For some, the Covid reset has made their lives quieter, with less movement, less stress, a time for introspection and self-discovery. For others, it has been the opposite. For them, the lack of stimulation and activity has been an ordeal, and the silence has become thunderous.

The fear of silence is absolute. Although it was relatively unheard of 50 yrs ago, it became a standard diagnosis 20 years ago. The phobia is called sedatephobia. 

Noise is the side-effect of our industrial and technical advancements. Endless sounds of machinery, automobiles, notifications, dings, rings, and buzzing are contributors, filling up the silence. A downside of the all-encompassing noise is hindering our ability to be comfortable when life goes quiet.

Do you need to fill in the blanks when silence lurks? Do you speak to hear your own voice, getting anxious when there is a lull in the conversation, or can you bask in the quietness?

Feeling compelled to fill in the pauses when speaking can be motivated by the threat of silence. When we do not know what is coming next, silence can create anxiety. As horror filmmakers know, silence is a way to build tension and suspense. To avoid these uncomfortable feelings, we fill in the pause, thereby removing the cause of the stress.

Why do we need the pause?

The pause is the period at the end of a sentence.

The pause is the white space around a piece of art.

The pause is the settling into harmony.

The pause is the reprise from movement.

The pause is the recovery needed to excel.

The pause is the place where our thoughts can catch up with the conversation.

Our brains do not process as quickly as people speak. Without the pause, essentially the periods and commas that slow down and separate thoughts, the run-on sentence’s message can get lost.

Subconsciously we fill in conversations with filler words just as we add distractions in life, allowing procrastination to hinder our accomplishments. Filler words are roadblocks to effective dialogue.

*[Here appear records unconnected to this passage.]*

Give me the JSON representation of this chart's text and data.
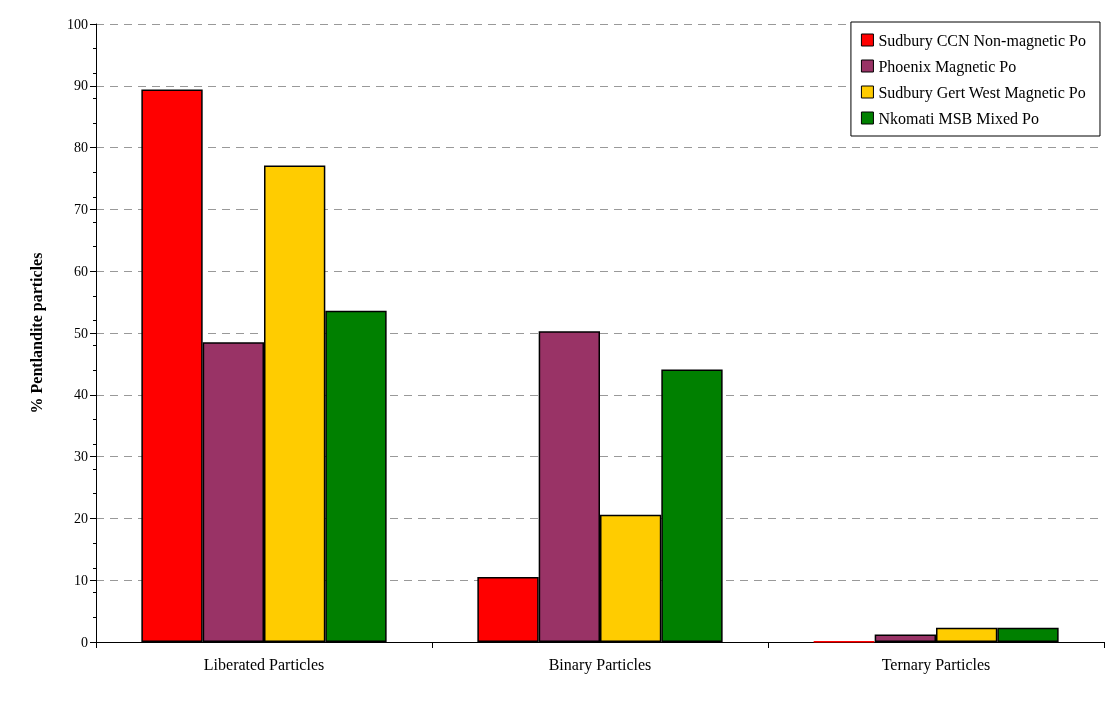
{
  "chart_data": {
    "type": "bar",
    "ylabel": "% Pentlandite particles",
    "categories": [
      "Liberated Particles",
      "Binary Particles",
      "Ternary Particles"
    ],
    "series": [
      {
        "name": "Sudbury CCN Non-magnetic Po",
        "color": "#ff0000",
        "values": [
          89.4,
          10.5,
          0.1
        ]
      },
      {
        "name": "Phoenix Magnetic Po",
        "color": "#993366",
        "values": [
          48.5,
          50.3,
          1.2
        ]
      },
      {
        "name": "Sudbury Gert West Magnetic Po",
        "color": "#ffcc00",
        "values": [
          77.1,
          20.6,
          2.3
        ]
      },
      {
        "name": "Nkomati MSB Mixed Po",
        "color": "#008000",
        "values": [
          53.6,
          44.1,
          2.3
        ]
      }
    ],
    "ylim": [
      0,
      100
    ],
    "yticks": [
      0,
      10,
      20,
      30,
      40,
      50,
      60,
      70,
      80,
      90,
      100
    ],
    "grid": "y",
    "legend": "top right"
  }
}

Ah, hum, uh, erm, kind of, like, you know, I mean, okay, so, actually, basically, right, and honestly are among the more prevalent.

To communicate in a way to be understood is to use language, so we are best heard. Becoming aware of how often we use filler words begins with consciously thinking before we speak.

We use filler words as our brains formulate what we want to communicate—the more precise our intention, the more concise our words. While an occasional filler word is okay, it will not distract from the impact of what you are saying; repeatedly using them will derail the influence your comments will have.

One way to hear how often we use these fillers is to record yourself in everyday conversations with friends. Most of us use a few of the fillers repeatedly and others on occasion.  As with all habits we want to let go of, it begins with the desire to change, the consciousness to be aware when we are doing it, and the diligence to stop the old behavior. If we are persistent in removing the conduct, 21-40 days is considered the time it takes to break a habit and reset our brain neurology.

Why do we feel the need to run away from silence?

Without noise, we are left with ourselves. This poses the question why are we afraid of being with ourselves? Altering how we view any situation allows us to adjust our thoughts about something. The triggers we may have for one condition can easily be alleviated if we modify our views.

Let’s relook at how a pause can bring joy into our lives instead of turmoil.

What gives us pause?

Waiting for a pot of tea to brew.

The fragrance of a flower in bloom.

Watching a puppy or kitten play.

The smell of a baby’s head.

The kindness of a stranger.

Letting go of the negativity we have associated with quietude allows us to understand how silence enhances us as conscious beings.

A gauge of a great relationship, whether with friends or lovers, is when we can be together and let the silence blanket us. The need for constant chatter leaves, and we are left with the energy of the moment. We become receptive to the power and insight that silence presents. The pause creates a space for depth and clarity of understanding. When you next feel the need to fill in space, take a moment to remember, the power of the pause.

“Patience is an inner pause, a brief stillness, a moment we give ourselves to breathe through our initial reaction so we can move to the place where a calm, thoughtful response is born. Patience is a gift of time we give ourselves so we can give the gift of peace to others.”